The thought began with history. I love it. The older, the better. What were the first two things I did when I found out we had a business meeting in Mexico City and that we would stay a few extra days to explore? I began to pour through guidebooks and historical Mexican books for the ancient culture and I started to teach myself basic Spanish. It's what I do when I find I'm going to any area. I simply am driven to know their history and how they came to be who they are. I stand in the middle of Downtown Anywhere, Earth and marvel with enthusiasm of a child how it all came to be. I am content to sit for hours and stare at a building, or an urn or an arrowhead and wonder what tales are locked into it. What has it seen? Who made it? What was going on in their lives while they made it? Was the person that created that pottery dish interrupted by their young daughter asking what they were doing? Maybe they set down the pottery as they made it to stop for some festival. Perhaps there was a solar eclipse while it was being made. Or maybe a loved one gave birth. Maybe the first blood an obsidian arrow-head saw was that of its maker as they accidentally cut themselves on a sliver. I want to know these things. I love thinking about them though I doubt I could ever know the true answers.
Then I wondered why, as I scrubbed a pan, my brain is like it is. I can trace it back to one word. One single life-long fascination that sparked my brain at the age of 3 or so. Dinosaurs. I blame dinosaurs. I couldn't get enough. I laugh when I think about it, too. Back in that day, dinosaurs were still slow, lumbering behemoths that had little intelligence and the sauropods couldn't even hold their weight unless they were ranging in bodies of water. I remember the exact moment that I even switched from just dinosaurs to prehistoric man. There was one doctor that my Mom saw who had a couple of big coffee table books that I couldn't put down. One was on dinosaurs and the other on prehistoric man. I hoped that doctor would keep my Mom in the examining room for two days so I could read every word. I think I may have been around five.
From there, it just snowballed. Egyptians, Minoans, Greeks, Etruscans... I couldn't stop.
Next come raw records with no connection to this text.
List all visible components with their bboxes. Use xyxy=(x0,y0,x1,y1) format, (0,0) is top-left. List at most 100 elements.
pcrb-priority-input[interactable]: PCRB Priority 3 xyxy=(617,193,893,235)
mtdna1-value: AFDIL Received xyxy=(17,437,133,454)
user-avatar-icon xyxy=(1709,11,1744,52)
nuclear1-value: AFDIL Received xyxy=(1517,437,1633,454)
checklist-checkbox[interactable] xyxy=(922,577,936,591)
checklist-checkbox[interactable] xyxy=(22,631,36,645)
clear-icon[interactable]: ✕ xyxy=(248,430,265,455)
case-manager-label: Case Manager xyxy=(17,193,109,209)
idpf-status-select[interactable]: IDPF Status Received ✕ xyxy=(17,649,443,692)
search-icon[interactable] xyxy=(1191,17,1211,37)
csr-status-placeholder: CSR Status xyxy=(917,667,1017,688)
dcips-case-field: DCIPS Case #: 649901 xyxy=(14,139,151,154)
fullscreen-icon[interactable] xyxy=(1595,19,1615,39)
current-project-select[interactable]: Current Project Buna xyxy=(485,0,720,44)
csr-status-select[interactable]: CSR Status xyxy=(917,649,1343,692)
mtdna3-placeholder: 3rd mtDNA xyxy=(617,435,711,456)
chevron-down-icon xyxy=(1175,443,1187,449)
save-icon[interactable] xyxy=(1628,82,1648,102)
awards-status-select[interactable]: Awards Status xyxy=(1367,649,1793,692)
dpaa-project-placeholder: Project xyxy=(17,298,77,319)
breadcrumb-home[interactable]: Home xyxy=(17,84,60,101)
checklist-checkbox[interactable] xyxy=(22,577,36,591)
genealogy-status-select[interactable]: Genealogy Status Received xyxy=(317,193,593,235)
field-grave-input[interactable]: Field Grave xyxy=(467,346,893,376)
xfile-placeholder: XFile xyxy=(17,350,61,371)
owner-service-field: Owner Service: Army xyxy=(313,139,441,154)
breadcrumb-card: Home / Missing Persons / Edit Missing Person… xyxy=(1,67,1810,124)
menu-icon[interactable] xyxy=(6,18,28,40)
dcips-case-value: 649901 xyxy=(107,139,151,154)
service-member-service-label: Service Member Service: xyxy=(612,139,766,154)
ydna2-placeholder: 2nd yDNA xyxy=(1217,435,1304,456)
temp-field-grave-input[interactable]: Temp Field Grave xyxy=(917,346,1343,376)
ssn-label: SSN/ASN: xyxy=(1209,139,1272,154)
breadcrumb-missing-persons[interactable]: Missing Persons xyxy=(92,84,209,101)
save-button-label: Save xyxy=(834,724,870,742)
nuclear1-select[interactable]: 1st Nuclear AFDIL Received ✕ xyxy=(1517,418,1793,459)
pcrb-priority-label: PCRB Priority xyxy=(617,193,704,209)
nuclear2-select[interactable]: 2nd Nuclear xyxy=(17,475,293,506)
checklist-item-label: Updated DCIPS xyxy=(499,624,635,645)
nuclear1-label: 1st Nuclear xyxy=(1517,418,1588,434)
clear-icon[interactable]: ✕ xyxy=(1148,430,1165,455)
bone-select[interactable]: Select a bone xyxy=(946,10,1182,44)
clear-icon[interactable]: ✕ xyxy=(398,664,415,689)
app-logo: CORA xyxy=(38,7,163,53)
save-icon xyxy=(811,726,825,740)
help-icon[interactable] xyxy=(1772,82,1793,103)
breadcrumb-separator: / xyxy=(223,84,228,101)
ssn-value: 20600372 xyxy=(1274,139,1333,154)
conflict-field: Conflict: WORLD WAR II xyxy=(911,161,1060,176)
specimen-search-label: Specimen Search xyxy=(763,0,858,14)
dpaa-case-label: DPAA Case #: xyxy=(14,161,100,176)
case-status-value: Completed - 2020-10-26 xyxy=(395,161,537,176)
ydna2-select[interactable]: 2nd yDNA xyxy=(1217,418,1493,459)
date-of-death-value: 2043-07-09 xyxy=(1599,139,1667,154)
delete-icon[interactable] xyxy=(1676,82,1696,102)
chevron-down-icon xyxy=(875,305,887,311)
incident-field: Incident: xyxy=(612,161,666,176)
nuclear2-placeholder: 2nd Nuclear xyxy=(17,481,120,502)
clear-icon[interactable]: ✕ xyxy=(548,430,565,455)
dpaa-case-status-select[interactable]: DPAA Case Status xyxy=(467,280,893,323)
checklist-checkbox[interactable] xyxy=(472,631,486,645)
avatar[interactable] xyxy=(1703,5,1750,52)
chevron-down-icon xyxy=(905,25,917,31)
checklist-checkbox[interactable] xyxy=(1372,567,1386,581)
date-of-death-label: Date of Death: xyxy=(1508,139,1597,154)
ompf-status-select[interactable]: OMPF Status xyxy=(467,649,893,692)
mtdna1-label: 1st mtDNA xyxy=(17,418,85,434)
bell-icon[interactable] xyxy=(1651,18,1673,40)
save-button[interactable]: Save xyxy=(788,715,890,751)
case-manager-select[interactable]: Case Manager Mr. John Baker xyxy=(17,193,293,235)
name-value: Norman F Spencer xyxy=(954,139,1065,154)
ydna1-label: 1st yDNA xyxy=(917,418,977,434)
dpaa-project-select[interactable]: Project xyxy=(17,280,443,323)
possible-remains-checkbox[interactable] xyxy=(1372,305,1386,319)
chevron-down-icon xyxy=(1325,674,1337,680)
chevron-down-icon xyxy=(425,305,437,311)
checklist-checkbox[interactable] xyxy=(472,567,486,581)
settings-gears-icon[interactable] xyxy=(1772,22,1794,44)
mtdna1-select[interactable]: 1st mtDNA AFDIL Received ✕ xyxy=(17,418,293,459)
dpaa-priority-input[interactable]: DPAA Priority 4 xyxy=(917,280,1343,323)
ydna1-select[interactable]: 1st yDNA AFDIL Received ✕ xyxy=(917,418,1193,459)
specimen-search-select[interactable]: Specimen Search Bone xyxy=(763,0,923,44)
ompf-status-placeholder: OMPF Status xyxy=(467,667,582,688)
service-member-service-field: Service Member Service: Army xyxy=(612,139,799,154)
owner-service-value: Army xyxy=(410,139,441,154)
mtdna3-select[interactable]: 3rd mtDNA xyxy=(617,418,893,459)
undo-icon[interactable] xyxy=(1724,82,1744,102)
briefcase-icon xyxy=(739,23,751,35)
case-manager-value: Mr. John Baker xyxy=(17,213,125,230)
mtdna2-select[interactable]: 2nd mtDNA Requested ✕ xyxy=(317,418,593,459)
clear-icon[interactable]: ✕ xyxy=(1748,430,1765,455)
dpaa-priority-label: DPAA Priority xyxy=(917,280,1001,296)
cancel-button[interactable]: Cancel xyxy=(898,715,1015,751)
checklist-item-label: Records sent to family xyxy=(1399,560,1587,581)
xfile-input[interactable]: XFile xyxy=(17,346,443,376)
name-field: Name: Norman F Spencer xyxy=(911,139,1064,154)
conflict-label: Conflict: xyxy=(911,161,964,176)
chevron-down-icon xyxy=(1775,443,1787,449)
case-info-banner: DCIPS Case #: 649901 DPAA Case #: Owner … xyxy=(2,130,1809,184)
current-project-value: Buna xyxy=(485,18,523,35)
And all this ancient history lead me to become fascinated with biology, metallurgy, climatology, astronomy, medicine... all things physical science. It all flows together beautifully like some constantly changing phantasmagoric kaleidoscope. It's beautiful and fascinating to me.
The other thing that makes me laugh now is how my pronunciation is still a bit skewed as a result of being so young and reading all these complex foreign words using phonetics. Every time I see a Greek name that I spent hours reading in my mind as a child, I have to mentally correct the pronunciation before I speak it. Socrates, Euripides, Demeter... the first time I heard them pronounced correctly I didn't recognize them. I guess when one is in first grade and hasn't ever heard them pronounced aloud and one has been reading them in one's head a certain way for years... well... *blush*
This is what I've been pondering this morning and early afternoon. Now you know the foundation of why my brain is the way it is. It's all logic, reason, order and emotional reasons for why things are the way they are and where they came from originally. Thank you, Brain. I love you.